In our first patient, a primary malignancy of the exocrine pancreas was excluded by explorative laparotomy, the preoperative diagnosis of PTC metastases was confirmed, and the tumor was excised. Especially in light of the young age of the patient, this surgery seemed to be justified by likely improved prognosis and avoidance of local complications such as infiltration of the duodenum. In our second patient, the first recurrence of PTC was noted 13 years after primary surgery, but he then had significant distant metastases. In our opinion, the multiple operations performed achieved a prolongation of the patient's life of further 5 years.
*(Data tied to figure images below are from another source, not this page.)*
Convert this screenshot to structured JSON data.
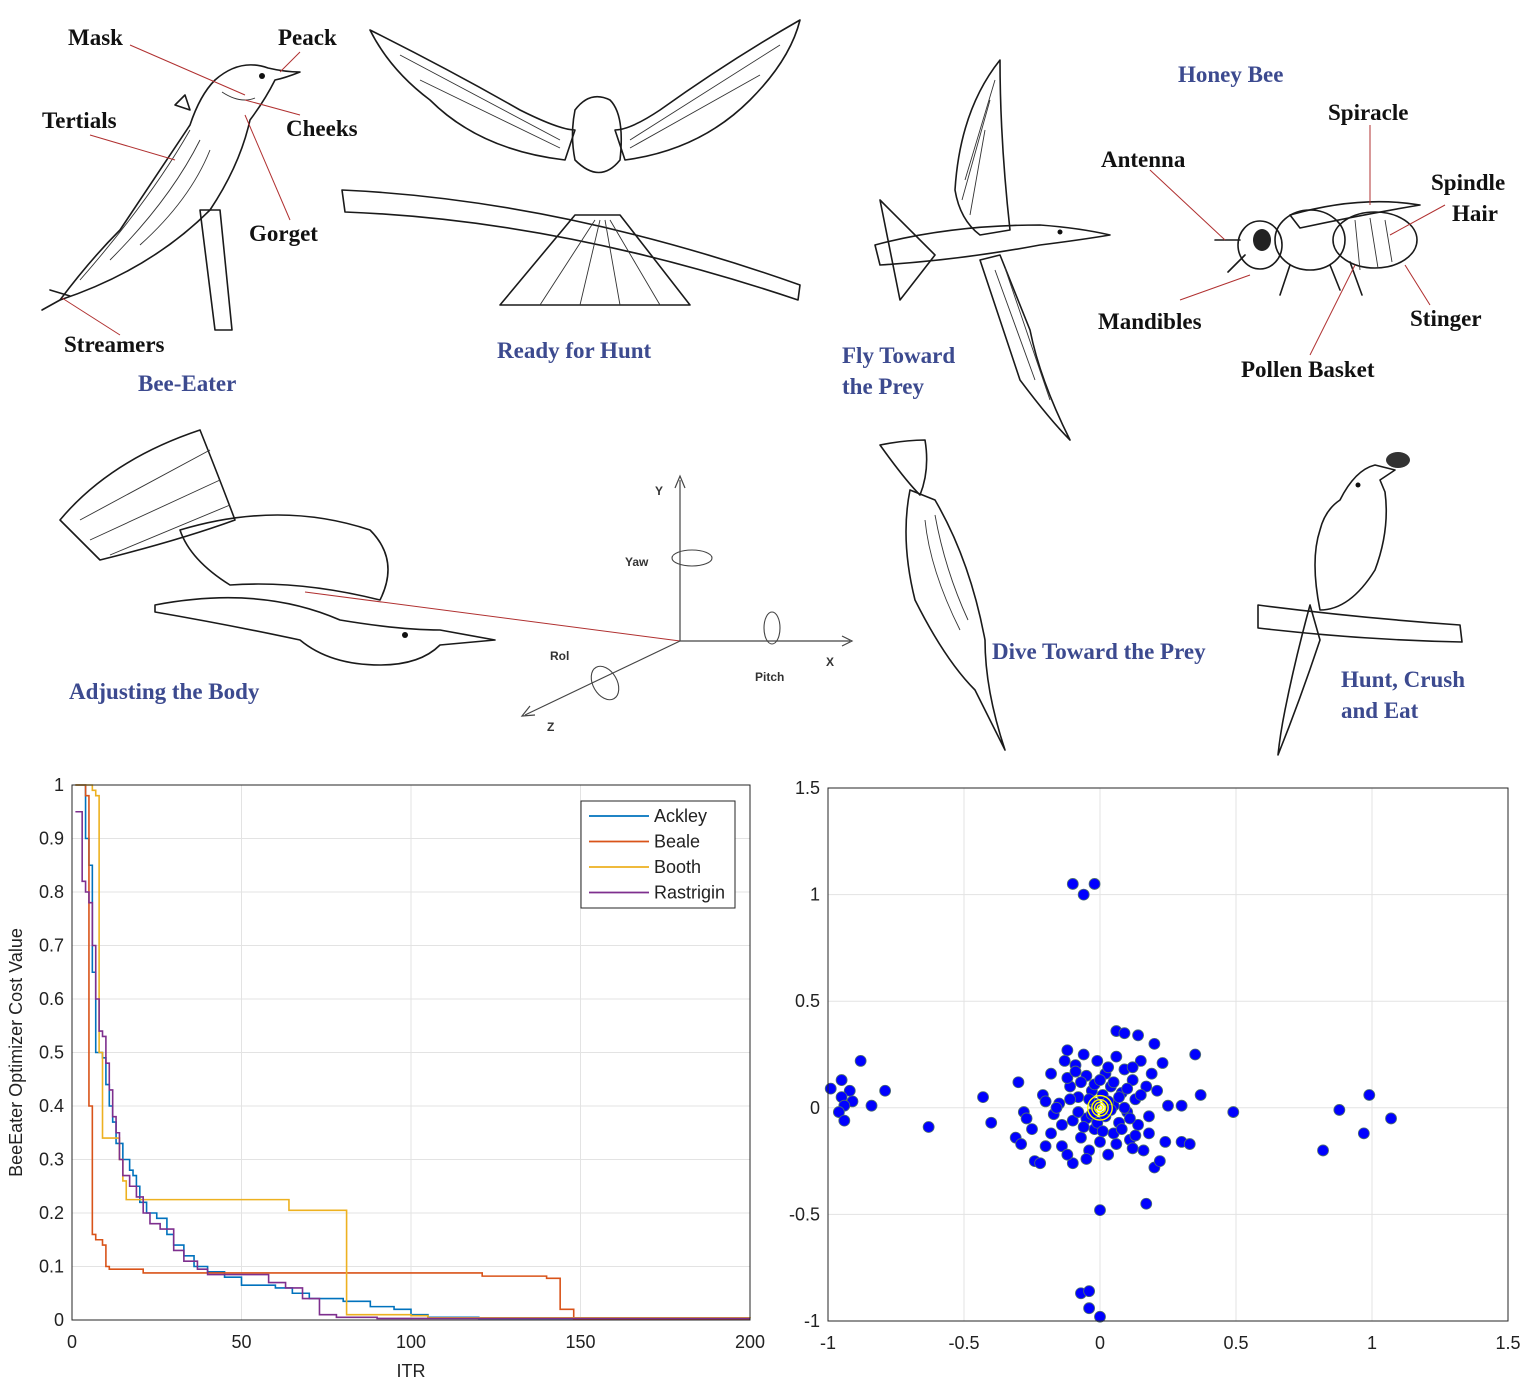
{
  "illustration": {
    "bee_eater_parts": {
      "mask": "Mask",
      "peack": "Peack",
      "tertials": "Tertials",
      "cheeks": "Cheeks",
      "gorget": "Gorget",
      "streamers": "Streamers"
    },
    "bee_parts": {
      "title": "Honey Bee",
      "spiracle": "Spiracle",
      "antenna": "Antenna",
      "spindle": "Spindle",
      "hair": "Hair",
      "mandibles": "Mandibles",
      "stinger": "Stinger",
      "pollen_basket": "Pollen Basket"
    },
    "stages": {
      "bee_eater": "Bee-Eater",
      "ready": "Ready for Hunt",
      "fly_1": "Fly Toward",
      "fly_2": "the Prey",
      "adjust": "Adjusting the Body",
      "dive": "Dive Toward the Prey",
      "hunt_1": "Hunt, Crush",
      "hunt_2": "and Eat"
    },
    "axes3d": {
      "y": "Y",
      "x": "X",
      "z": "Z",
      "yaw": "Yaw",
      "roll": "Rol",
      "pitch": "Pitch"
    },
    "colors": {
      "label_blue": "#3c4a8f",
      "leader_red": "#b03030"
    }
  },
  "chart_data": [
    {
      "type": "line",
      "xlabel": "ITR",
      "ylabel": "BeeEater Optimizer Cost Value",
      "xlim": [
        0,
        200
      ],
      "ylim": [
        0,
        1
      ],
      "xticks": [
        0,
        50,
        100,
        150,
        200
      ],
      "yticks": [
        0,
        0.1,
        0.2,
        0.3,
        0.4,
        0.5,
        0.6,
        0.7,
        0.8,
        0.9,
        1
      ],
      "grid": true,
      "legend_position": "top-right",
      "series": [
        {
          "name": "Ackley",
          "color": "#0072bd",
          "points": [
            [
              1,
              1
            ],
            [
              4,
              0.9
            ],
            [
              5,
              0.85
            ],
            [
              6,
              0.65
            ],
            [
              7,
              0.5
            ],
            [
              9,
              0.49
            ],
            [
              10,
              0.44
            ],
            [
              11,
              0.4
            ],
            [
              12,
              0.37
            ],
            [
              13,
              0.33
            ],
            [
              15,
              0.3
            ],
            [
              17,
              0.28
            ],
            [
              18,
              0.27
            ],
            [
              19,
              0.25
            ],
            [
              20,
              0.22
            ],
            [
              22,
              0.2
            ],
            [
              25,
              0.19
            ],
            [
              28,
              0.16
            ],
            [
              30,
              0.14
            ],
            [
              33,
              0.12
            ],
            [
              36,
              0.1
            ],
            [
              40,
              0.09
            ],
            [
              45,
              0.08
            ],
            [
              50,
              0.065
            ],
            [
              60,
              0.06
            ],
            [
              65,
              0.05
            ],
            [
              70,
              0.04
            ],
            [
              80,
              0.035
            ],
            [
              88,
              0.025
            ],
            [
              95,
              0.02
            ],
            [
              100,
              0.01
            ],
            [
              105,
              0.005
            ],
            [
              120,
              0.003
            ],
            [
              150,
              0.002
            ],
            [
              200,
              0.002
            ]
          ]
        },
        {
          "name": "Beale",
          "color": "#d95319",
          "points": [
            [
              1,
              1
            ],
            [
              4,
              0.98
            ],
            [
              5,
              0.4
            ],
            [
              6,
              0.16
            ],
            [
              7,
              0.15
            ],
            [
              9,
              0.14
            ],
            [
              10,
              0.1
            ],
            [
              11,
              0.095
            ],
            [
              20,
              0.095
            ],
            [
              21,
              0.088
            ],
            [
              120,
              0.088
            ],
            [
              121,
              0.082
            ],
            [
              140,
              0.078
            ],
            [
              143,
              0.078
            ],
            [
              144,
              0.02
            ],
            [
              147,
              0.02
            ],
            [
              148,
              0.002
            ],
            [
              200,
              0.002
            ]
          ]
        },
        {
          "name": "Booth",
          "color": "#edb120",
          "points": [
            [
              1,
              1
            ],
            [
              5,
              1
            ],
            [
              6,
              0.99
            ],
            [
              7,
              0.98
            ],
            [
              8,
              0.5
            ],
            [
              9,
              0.34
            ],
            [
              13,
              0.34
            ],
            [
              14,
              0.3
            ],
            [
              15,
              0.26
            ],
            [
              16,
              0.225
            ],
            [
              63,
              0.225
            ],
            [
              64,
              0.205
            ],
            [
              80,
              0.205
            ],
            [
              81,
              0.01
            ],
            [
              100,
              0.008
            ],
            [
              105,
              0.004
            ],
            [
              200,
              0.003
            ]
          ]
        },
        {
          "name": "Rastrigin",
          "color": "#7e2f8e",
          "points": [
            [
              1,
              0.95
            ],
            [
              3,
              0.82
            ],
            [
              4,
              0.8
            ],
            [
              5,
              0.78
            ],
            [
              6,
              0.7
            ],
            [
              7,
              0.6
            ],
            [
              8,
              0.54
            ],
            [
              9,
              0.53
            ],
            [
              10,
              0.48
            ],
            [
              11,
              0.43
            ],
            [
              12,
              0.38
            ],
            [
              13,
              0.35
            ],
            [
              14,
              0.3
            ],
            [
              15,
              0.27
            ],
            [
              17,
              0.25
            ],
            [
              19,
              0.23
            ],
            [
              21,
              0.2
            ],
            [
              23,
              0.18
            ],
            [
              26,
              0.17
            ],
            [
              30,
              0.13
            ],
            [
              33,
              0.11
            ],
            [
              37,
              0.095
            ],
            [
              40,
              0.085
            ],
            [
              50,
              0.085
            ],
            [
              57,
              0.085
            ],
            [
              58,
              0.07
            ],
            [
              63,
              0.06
            ],
            [
              68,
              0.04
            ],
            [
              72,
              0.04
            ],
            [
              73,
              0.01
            ],
            [
              78,
              0.005
            ],
            [
              90,
              0.003
            ],
            [
              200,
              0.003
            ]
          ]
        }
      ]
    },
    {
      "type": "scatter",
      "xlim": [
        -1,
        1.5
      ],
      "ylim": [
        -1,
        1.5
      ],
      "xticks": [
        -1,
        -0.5,
        0,
        0.5,
        1,
        1.5
      ],
      "yticks": [
        -1,
        -0.5,
        0,
        0.5,
        1,
        1.5
      ],
      "grid": true,
      "marker_color": "#0000ff",
      "marker_edge": "#4f6f70",
      "ring_color": "#ffff00",
      "rings": [
        0.01,
        0.02,
        0.03,
        0.045
      ],
      "points": [
        [
          -0.1,
          1.05
        ],
        [
          -0.02,
          1.05
        ],
        [
          -0.06,
          1.0
        ],
        [
          -0.99,
          0.09
        ],
        [
          -0.95,
          0.13
        ],
        [
          -0.92,
          0.08
        ],
        [
          -0.88,
          0.22
        ],
        [
          -0.95,
          0.05
        ],
        [
          -0.91,
          0.03
        ],
        [
          -0.94,
          0.01
        ],
        [
          -0.96,
          -0.02
        ],
        [
          -0.94,
          -0.06
        ],
        [
          -0.84,
          0.01
        ],
        [
          -0.79,
          0.08
        ],
        [
          -0.63,
          -0.09
        ],
        [
          -0.43,
          0.05
        ],
        [
          -0.4,
          -0.07
        ],
        [
          -0.3,
          0.12
        ],
        [
          -0.28,
          -0.02
        ],
        [
          -0.31,
          -0.14
        ],
        [
          -0.29,
          -0.17
        ],
        [
          -0.27,
          -0.05
        ],
        [
          -0.25,
          -0.1
        ],
        [
          -0.24,
          -0.25
        ],
        [
          -0.22,
          -0.26
        ],
        [
          -0.21,
          0.06
        ],
        [
          -0.2,
          -0.18
        ],
        [
          -0.18,
          0.16
        ],
        [
          -0.17,
          -0.03
        ],
        [
          -0.15,
          0.02
        ],
        [
          -0.13,
          0.22
        ],
        [
          -0.12,
          0.27
        ],
        [
          -0.11,
          0.1
        ],
        [
          -0.1,
          -0.06
        ],
        [
          -0.1,
          -0.26
        ],
        [
          -0.09,
          0.2
        ],
        [
          -0.08,
          0.05
        ],
        [
          -0.07,
          -0.14
        ],
        [
          -0.06,
          0.25
        ],
        [
          -0.05,
          0.15
        ],
        [
          -0.05,
          -0.05
        ],
        [
          -0.04,
          -0.2
        ],
        [
          -0.03,
          0.08
        ],
        [
          -0.02,
          -0.1
        ],
        [
          -0.02,
          0.02
        ],
        [
          -0.01,
          0.22
        ],
        [
          0.0,
          -0.16
        ],
        [
          0.01,
          0.06
        ],
        [
          0.02,
          -0.04
        ],
        [
          0.02,
          0.16
        ],
        [
          0.03,
          -0.22
        ],
        [
          0.04,
          0.1
        ],
        [
          0.05,
          0.01
        ],
        [
          0.05,
          -0.12
        ],
        [
          0.06,
          0.24
        ],
        [
          0.07,
          -0.07
        ],
        [
          0.08,
          0.07
        ],
        [
          0.09,
          0.18
        ],
        [
          0.1,
          -0.02
        ],
        [
          0.11,
          -0.15
        ],
        [
          0.12,
          0.13
        ],
        [
          0.13,
          0.04
        ],
        [
          0.14,
          -0.08
        ],
        [
          0.15,
          0.22
        ],
        [
          0.16,
          -0.2
        ],
        [
          0.17,
          0.1
        ],
        [
          0.18,
          -0.04
        ],
        [
          0.19,
          0.16
        ],
        [
          0.2,
          -0.28
        ],
        [
          0.21,
          0.08
        ],
        [
          0.22,
          -0.25
        ],
        [
          0.23,
          0.21
        ],
        [
          0.24,
          -0.16
        ],
        [
          0.25,
          0.01
        ],
        [
          0.06,
          0.36
        ],
        [
          0.09,
          0.35
        ],
        [
          0.14,
          0.34
        ],
        [
          0.2,
          0.3
        ],
        [
          0.17,
          -0.45
        ],
        [
          0.0,
          -0.48
        ],
        [
          0.3,
          -0.16
        ],
        [
          0.3,
          0.01
        ],
        [
          0.33,
          -0.17
        ],
        [
          0.35,
          0.25
        ],
        [
          0.37,
          0.06
        ],
        [
          0.49,
          -0.02
        ],
        [
          -0.07,
          -0.87
        ],
        [
          -0.04,
          -0.86
        ],
        [
          -0.04,
          -0.94
        ],
        [
          0.0,
          -0.98
        ],
        [
          0.82,
          -0.2
        ],
        [
          0.88,
          -0.01
        ],
        [
          0.97,
          -0.12
        ],
        [
          0.99,
          0.06
        ],
        [
          1.07,
          -0.05
        ],
        [
          -0.16,
          0.0
        ],
        [
          -0.14,
          -0.08
        ],
        [
          -0.12,
          0.14
        ],
        [
          -0.11,
          0.04
        ],
        [
          -0.08,
          -0.02
        ],
        [
          -0.07,
          0.12
        ],
        [
          -0.06,
          -0.09
        ],
        [
          -0.04,
          0.04
        ],
        [
          -0.03,
          -0.03
        ],
        [
          -0.02,
          0.11
        ],
        [
          -0.01,
          -0.07
        ],
        [
          0.0,
          0.13
        ],
        [
          0.01,
          -0.11
        ],
        [
          0.03,
          0.03
        ],
        [
          0.04,
          -0.01
        ],
        [
          0.05,
          0.12
        ],
        [
          0.06,
          -0.17
        ],
        [
          0.07,
          0.05
        ],
        [
          0.08,
          -0.1
        ],
        [
          0.09,
          0.0
        ],
        [
          0.1,
          0.09
        ],
        [
          0.11,
          -0.05
        ],
        [
          0.12,
          0.19
        ],
        [
          0.13,
          -0.13
        ],
        [
          -0.14,
          -0.18
        ],
        [
          -0.18,
          -0.12
        ],
        [
          -0.2,
          0.03
        ],
        [
          -0.12,
          -0.22
        ],
        [
          0.15,
          0.06
        ],
        [
          0.18,
          -0.12
        ],
        [
          0.12,
          -0.19
        ],
        [
          -0.05,
          -0.24
        ],
        [
          0.03,
          0.19
        ],
        [
          -0.09,
          0.17
        ]
      ]
    }
  ]
}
As was the case for one of our patients, both previously reported patients with pancreatic metastases of PTC had lung metastases. Despite the small but slowly growing pulmonary metastases in one of these patients, a 62-year-old man with a tall cell variant of a PTC, there was benefit from a pylorus-preserving pancreaticoduodenectomy. At follow-up, his disease was stable after 2 years. In contrast, the second previously reported patient, a 53-year-old man, had progressive growth of pulmonary metastases for which he received chemotherapy. Due to bleeding complications from adjuvant measures, he died within a year after pancreaticoduodenectomy.

The management of patients with PTC who have distant metastases must be individualized and alternative approaches must be considered. The lack of RAI uptake almost invariably indicates progression of the tumor to an undifferentiated more aggressive phenotype. If the tumor appears to be slow growing, however, we favor surgical measures to prevent local complications and perhaps increase longevity. We took this approach in the two patients reported here with apparent variable degrees of success.

Disclosure Statement

The authors declare that no competing financial interests exist.